Key point: Although Type 2 diabetes usually includes high blood pressure and abnormal cholesterol levels as well as high blood glucose levels, historically we’ve always used blood glucose values to diagnose it.
Before discussing the blood glucose levels we use to diagnose diabetes, we need to get an idea of what are normal glucose levels in people who don’t have diabetes. We’ll defer the prickly problem of ‘pre-diabetes’ (the grey zone between strictly normal blood glucose levels and definite diabetes) until Chapter 3.
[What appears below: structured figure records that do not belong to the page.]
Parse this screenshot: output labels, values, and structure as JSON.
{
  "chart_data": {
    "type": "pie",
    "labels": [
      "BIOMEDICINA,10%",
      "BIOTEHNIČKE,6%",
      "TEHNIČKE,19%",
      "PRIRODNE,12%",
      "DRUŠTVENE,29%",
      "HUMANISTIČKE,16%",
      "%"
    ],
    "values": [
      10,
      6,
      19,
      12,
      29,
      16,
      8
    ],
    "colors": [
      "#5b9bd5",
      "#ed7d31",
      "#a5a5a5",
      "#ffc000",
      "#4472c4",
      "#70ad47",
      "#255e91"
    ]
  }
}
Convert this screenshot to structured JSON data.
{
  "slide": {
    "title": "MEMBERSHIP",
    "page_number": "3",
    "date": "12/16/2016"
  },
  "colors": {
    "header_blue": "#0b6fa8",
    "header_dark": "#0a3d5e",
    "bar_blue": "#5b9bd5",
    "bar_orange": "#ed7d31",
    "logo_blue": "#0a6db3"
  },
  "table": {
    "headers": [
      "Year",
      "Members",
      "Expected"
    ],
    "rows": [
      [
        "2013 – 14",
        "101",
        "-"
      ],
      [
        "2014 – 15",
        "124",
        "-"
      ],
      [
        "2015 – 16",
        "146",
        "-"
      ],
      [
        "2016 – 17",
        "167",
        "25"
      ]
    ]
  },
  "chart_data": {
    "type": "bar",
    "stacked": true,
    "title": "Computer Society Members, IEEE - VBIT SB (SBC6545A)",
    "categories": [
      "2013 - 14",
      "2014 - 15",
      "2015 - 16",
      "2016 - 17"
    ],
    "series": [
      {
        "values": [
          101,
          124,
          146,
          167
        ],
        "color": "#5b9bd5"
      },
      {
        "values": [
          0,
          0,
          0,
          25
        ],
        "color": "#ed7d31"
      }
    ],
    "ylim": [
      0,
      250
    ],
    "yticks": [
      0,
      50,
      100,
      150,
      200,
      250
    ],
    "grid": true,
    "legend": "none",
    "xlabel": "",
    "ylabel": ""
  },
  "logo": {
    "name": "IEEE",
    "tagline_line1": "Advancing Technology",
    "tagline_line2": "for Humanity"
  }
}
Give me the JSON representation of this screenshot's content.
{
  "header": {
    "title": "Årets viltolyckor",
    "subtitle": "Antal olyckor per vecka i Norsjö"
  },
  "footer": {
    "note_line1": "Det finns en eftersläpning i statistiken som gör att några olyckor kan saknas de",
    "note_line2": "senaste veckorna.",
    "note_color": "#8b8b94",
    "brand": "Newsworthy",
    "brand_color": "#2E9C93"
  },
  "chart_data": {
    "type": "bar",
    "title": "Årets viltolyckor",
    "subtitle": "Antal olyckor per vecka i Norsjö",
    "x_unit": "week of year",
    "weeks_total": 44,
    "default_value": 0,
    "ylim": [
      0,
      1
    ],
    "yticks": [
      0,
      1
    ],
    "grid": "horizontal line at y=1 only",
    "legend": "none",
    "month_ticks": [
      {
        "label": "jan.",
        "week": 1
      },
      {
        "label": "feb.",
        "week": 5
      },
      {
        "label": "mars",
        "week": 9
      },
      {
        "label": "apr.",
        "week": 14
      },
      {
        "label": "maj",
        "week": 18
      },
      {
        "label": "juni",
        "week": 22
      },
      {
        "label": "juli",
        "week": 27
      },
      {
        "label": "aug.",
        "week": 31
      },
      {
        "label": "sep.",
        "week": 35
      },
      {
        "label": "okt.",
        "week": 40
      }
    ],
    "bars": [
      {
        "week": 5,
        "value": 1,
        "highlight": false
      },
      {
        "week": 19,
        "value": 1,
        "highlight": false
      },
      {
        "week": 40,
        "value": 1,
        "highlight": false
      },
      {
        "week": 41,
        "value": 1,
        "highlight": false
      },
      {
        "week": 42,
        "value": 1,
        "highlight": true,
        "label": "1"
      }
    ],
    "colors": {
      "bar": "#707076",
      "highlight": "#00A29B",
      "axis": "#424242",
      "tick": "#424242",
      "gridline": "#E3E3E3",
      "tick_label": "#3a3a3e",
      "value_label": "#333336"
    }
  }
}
Figure 2.1 shows glucose levels monitored continuously over 24 hours in a thin young person – that is, someone at zero risk of having undiagnosed diabetes. Clock time runs along the bottom, from midnight to midnight. The test was run over four days, so there are four different lines (the average measurement is shown with a dotted line).
Figure 2.1: Glucose measurements taken continuously in a young, non-diabetic person of normal weight over four consecutive days.